I have never had a whole lot of use for TurboTax, although it must be disclosed up front that 40-odd years ago, I was a seasonal worker at present-day archrival H&R Block. But I never quite suspected Intuit, publisher of TurboTax, of pulling a stunt at this level:
This week, we reported on how TurboTax uses deceptive design and misleading advertising to trick lower-income Americans into paying to file their taxes, even though they are eligible to do it for free.
There’s a new wrinkle: It turns out, Intuit, the maker of TurboTax, is deliberately hiding the truly free edition — TurboTax Free File — from Google Search.
Intuit has done that by adding code on its site telling Google and other search engines not to list TurboTax Free File in search results.

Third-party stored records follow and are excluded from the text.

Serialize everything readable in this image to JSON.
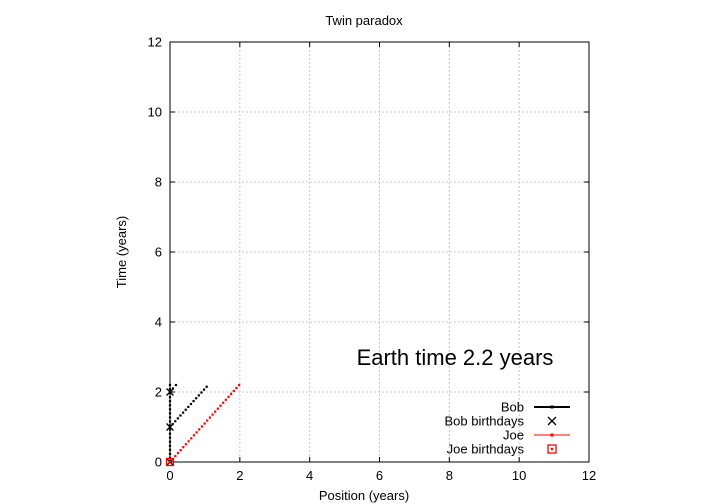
{
  "chart_data": {
    "type": "line",
    "title": "Twin paradox",
    "xlabel": "Position (years)",
    "ylabel": "Time (years)",
    "xlim": [
      0,
      12
    ],
    "ylim": [
      0,
      12
    ],
    "xticks": [
      "0",
      "2",
      "4",
      "6",
      "8",
      "10",
      "12"
    ],
    "yticks": [
      "0",
      "2",
      "4",
      "6",
      "8",
      "10",
      "12"
    ],
    "grid": true,
    "legend_position": "bottom-right",
    "annotation": "Earth time  2.2 years",
    "colors": {
      "bob": "#000000",
      "joe": "#ff0000",
      "grid": "#c8c8c8"
    },
    "series": [
      {
        "name": "Bob",
        "key": "bob",
        "style": "line-points",
        "segments": [
          {
            "from": [
              0,
              0
            ],
            "to": [
              0,
              2.2
            ]
          },
          {
            "from": [
              0,
              1.0
            ],
            "to": [
              1.05,
              2.15
            ]
          },
          {
            "from": [
              0,
              2.0
            ],
            "to": [
              0.17,
              2.2
            ]
          }
        ]
      },
      {
        "name": "Bob birthdays",
        "key": "bob",
        "style": "cross",
        "points": [
          [
            0,
            0
          ],
          [
            0,
            1
          ],
          [
            0,
            2
          ]
        ]
      },
      {
        "name": "Joe",
        "key": "joe",
        "style": "line-points",
        "segments": [
          {
            "from": [
              0,
              0
            ],
            "to": [
              1.98,
              2.2
            ]
          }
        ]
      },
      {
        "name": "Joe birthdays",
        "key": "joe",
        "style": "square",
        "points": [
          [
            0,
            0
          ]
        ]
      }
    ]
  }
}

Does this require some arcane knowledge of coding? Ha. Also, ha:
The code in question, which can be found in a file called robots.txt or in an HTML tag, has to be actively added to a site, as Intuit has done. It is typically used on pages that designers want to hide from the open internet, such as those that are for internal use only. Without that code, Google and other search engines default to adding a site to their search results.
My own robots.txt file, should you be interested, blocks indexing of graphics and WordPress components, but nothing else.
There are, of course, ominous political rumblings:
Sen. Ron Wyden, the ranking Democratic member of the Senate Finance Committee, said in a statement that he plans to raise Intuit’s misleading marketing with the IRS. “Intuit’s tactics to reduce access to the Free File program and confuse taxpayers are outrageous,” he said.
As if tax returns themselves aren’t confusing enough already.